Art. 9 - As aplicações com recursos do FGTS poderão ser realizadas diretamente pela Caixa Econômica Federal, pelos demais órgãos integrantes do Sistema Financeiro da Habitação - SFH e pelas entidades para esse fim credenciadas pelo Banco Central do Brasil como agentes financeiros, exclusivamente segundo critérios fixados pelo Conselho Curador, em operações que preencham os seguintes requisitos:
I - garantia real;
II - correção monetária igual à das contas vinculadas;
III - taxa de juros média mínima, por projeto, de três por cento ao ano;
IV - prazo máximo de vinte e cinco anos.
§ 1º - A rentabilidade média das aplicações deverá ser suficiente à cobertura de todos os custos incorridos pelo Fundo e ainda à formação de reserva técnica para o atendimento de gastos eventuais não previstos, sendo da Caixa Econômica Federal o risco de crédito.
§ 2º - Os recursos do FGTS deverão ser aplicados em habitação, saneamento básico e infra-estrutura urbana. As disponibilidades financeiras devem ser mantidas em volume que satisfaça as condições de liquidez e remuneração mínima necessária à preservação do poder aquisitivo da moeda.

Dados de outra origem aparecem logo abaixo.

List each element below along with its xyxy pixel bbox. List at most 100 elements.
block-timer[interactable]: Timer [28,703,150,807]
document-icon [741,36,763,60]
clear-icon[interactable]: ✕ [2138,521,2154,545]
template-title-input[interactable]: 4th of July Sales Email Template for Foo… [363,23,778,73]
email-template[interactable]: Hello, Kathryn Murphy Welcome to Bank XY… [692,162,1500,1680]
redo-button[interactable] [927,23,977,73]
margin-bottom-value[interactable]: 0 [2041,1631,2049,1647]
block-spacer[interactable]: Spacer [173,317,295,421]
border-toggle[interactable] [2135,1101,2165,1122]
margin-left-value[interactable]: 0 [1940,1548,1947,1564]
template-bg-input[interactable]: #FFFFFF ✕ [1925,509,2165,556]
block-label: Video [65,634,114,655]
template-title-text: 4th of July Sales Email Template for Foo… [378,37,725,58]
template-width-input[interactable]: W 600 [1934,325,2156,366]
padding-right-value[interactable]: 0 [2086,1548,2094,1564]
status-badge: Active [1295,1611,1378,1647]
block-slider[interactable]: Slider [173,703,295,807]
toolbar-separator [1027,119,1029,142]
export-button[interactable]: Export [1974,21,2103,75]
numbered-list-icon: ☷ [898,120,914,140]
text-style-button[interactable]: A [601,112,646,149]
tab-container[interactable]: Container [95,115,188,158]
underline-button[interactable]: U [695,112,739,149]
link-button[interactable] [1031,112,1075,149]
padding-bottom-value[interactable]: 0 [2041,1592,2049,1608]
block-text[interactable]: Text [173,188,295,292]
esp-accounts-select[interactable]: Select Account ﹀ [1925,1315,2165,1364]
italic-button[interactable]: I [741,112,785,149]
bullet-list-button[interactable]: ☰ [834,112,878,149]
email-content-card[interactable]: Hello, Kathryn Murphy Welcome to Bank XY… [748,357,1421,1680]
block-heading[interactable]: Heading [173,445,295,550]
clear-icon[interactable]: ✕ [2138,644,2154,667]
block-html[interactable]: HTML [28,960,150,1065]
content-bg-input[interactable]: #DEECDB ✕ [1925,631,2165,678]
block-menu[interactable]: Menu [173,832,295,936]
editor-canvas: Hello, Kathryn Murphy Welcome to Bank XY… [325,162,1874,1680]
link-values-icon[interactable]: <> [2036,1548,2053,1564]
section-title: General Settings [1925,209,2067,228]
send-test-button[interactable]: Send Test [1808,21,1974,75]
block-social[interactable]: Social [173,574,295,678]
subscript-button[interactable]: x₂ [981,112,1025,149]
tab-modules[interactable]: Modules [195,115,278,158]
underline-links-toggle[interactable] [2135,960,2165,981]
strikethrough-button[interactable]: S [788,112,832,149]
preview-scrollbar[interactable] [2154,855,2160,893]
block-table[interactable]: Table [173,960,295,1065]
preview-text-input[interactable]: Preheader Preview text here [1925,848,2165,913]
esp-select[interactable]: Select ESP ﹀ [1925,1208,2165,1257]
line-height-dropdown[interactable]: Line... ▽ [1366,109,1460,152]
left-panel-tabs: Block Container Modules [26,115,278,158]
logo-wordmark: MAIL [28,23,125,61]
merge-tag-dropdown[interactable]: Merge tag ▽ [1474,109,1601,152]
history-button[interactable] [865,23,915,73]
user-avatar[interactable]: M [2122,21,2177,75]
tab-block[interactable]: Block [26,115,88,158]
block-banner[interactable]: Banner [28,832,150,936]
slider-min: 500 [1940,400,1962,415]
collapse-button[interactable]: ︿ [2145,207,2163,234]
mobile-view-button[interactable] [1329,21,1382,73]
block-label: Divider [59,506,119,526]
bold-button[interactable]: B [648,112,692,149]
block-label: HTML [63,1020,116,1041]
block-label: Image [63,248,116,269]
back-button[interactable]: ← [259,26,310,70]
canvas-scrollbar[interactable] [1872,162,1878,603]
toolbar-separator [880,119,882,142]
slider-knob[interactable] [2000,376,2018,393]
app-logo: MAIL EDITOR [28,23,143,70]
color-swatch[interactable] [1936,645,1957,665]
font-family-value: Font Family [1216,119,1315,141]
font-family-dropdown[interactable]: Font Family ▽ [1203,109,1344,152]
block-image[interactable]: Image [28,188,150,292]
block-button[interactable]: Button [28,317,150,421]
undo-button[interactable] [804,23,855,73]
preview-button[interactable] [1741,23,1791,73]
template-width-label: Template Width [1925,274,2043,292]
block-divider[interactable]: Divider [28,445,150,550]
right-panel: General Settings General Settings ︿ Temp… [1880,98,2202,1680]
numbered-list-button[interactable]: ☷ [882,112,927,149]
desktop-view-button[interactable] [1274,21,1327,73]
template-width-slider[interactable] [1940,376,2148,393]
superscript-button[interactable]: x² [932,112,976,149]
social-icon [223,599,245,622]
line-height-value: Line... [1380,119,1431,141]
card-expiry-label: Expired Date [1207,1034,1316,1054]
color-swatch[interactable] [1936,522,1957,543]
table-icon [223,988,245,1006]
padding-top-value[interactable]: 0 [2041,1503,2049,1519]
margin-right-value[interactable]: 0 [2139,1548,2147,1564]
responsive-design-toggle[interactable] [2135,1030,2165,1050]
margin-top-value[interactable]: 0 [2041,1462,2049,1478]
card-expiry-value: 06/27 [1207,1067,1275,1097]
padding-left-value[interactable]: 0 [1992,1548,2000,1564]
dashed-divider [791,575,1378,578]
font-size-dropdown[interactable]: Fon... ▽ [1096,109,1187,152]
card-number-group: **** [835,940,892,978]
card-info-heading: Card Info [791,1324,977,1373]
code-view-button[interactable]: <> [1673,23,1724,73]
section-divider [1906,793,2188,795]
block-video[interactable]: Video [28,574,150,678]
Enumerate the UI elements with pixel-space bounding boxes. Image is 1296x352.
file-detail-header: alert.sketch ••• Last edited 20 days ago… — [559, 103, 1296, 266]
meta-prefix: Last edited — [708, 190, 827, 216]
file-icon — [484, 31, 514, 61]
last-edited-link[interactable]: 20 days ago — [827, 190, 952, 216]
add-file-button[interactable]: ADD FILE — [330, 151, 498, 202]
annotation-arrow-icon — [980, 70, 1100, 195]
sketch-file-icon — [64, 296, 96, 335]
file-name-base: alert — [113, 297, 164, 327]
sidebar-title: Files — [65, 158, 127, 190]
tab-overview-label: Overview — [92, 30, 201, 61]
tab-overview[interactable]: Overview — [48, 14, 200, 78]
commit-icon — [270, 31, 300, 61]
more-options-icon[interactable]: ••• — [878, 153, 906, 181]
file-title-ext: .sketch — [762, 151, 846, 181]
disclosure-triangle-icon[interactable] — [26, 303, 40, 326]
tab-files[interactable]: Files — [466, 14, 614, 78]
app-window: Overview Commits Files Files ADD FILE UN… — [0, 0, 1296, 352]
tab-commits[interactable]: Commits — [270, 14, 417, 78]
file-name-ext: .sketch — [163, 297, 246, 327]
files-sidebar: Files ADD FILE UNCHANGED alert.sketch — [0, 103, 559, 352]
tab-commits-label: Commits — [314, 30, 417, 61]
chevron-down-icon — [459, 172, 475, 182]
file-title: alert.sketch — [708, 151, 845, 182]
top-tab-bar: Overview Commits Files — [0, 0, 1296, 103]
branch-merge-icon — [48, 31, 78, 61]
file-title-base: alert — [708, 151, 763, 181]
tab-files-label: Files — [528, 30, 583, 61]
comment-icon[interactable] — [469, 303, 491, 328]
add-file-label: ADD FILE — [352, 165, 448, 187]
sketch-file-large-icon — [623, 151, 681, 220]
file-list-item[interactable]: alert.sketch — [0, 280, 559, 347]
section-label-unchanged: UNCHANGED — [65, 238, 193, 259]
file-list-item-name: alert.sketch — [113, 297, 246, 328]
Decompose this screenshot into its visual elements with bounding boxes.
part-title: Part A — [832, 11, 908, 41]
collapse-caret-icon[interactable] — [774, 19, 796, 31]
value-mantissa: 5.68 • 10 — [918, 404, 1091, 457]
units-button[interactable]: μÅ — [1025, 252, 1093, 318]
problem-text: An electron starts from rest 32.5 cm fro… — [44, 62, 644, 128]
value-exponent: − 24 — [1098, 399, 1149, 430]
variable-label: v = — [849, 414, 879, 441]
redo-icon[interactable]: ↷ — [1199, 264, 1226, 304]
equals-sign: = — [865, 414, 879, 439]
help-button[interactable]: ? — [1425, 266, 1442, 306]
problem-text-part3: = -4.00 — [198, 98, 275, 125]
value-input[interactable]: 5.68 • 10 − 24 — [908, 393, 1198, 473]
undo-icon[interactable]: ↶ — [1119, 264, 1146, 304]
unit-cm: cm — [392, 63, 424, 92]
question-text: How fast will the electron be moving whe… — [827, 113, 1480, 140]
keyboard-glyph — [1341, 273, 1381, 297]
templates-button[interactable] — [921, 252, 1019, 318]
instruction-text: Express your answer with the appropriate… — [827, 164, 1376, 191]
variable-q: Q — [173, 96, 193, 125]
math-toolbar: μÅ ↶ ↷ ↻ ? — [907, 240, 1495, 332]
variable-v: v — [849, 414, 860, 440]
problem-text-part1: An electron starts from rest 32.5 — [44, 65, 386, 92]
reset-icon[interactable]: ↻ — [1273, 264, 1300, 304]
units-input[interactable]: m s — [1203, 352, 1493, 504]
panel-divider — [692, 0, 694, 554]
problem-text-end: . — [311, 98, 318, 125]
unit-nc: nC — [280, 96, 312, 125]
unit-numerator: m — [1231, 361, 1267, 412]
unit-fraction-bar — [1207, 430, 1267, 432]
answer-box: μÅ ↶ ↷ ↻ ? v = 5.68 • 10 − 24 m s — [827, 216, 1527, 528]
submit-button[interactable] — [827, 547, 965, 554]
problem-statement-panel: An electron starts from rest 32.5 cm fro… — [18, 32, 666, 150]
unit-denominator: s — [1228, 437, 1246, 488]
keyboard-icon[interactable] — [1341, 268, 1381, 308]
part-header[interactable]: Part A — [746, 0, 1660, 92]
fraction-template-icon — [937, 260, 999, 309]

§ 3º - O programa de aplicações deverá destinar, no mínimo, sessenta por cento para investimentos em habitação popular.
§ 4º - Os projetos de saneamento básico e infra-estrutura urbana, financiados com recursos do FGTS, deverão ser complementares aos programas habitacionais.
§ 5º - Nos financiamentos concedidos à pessoa jurídica de direito público será exigida garantia real ou vinculação de receitas.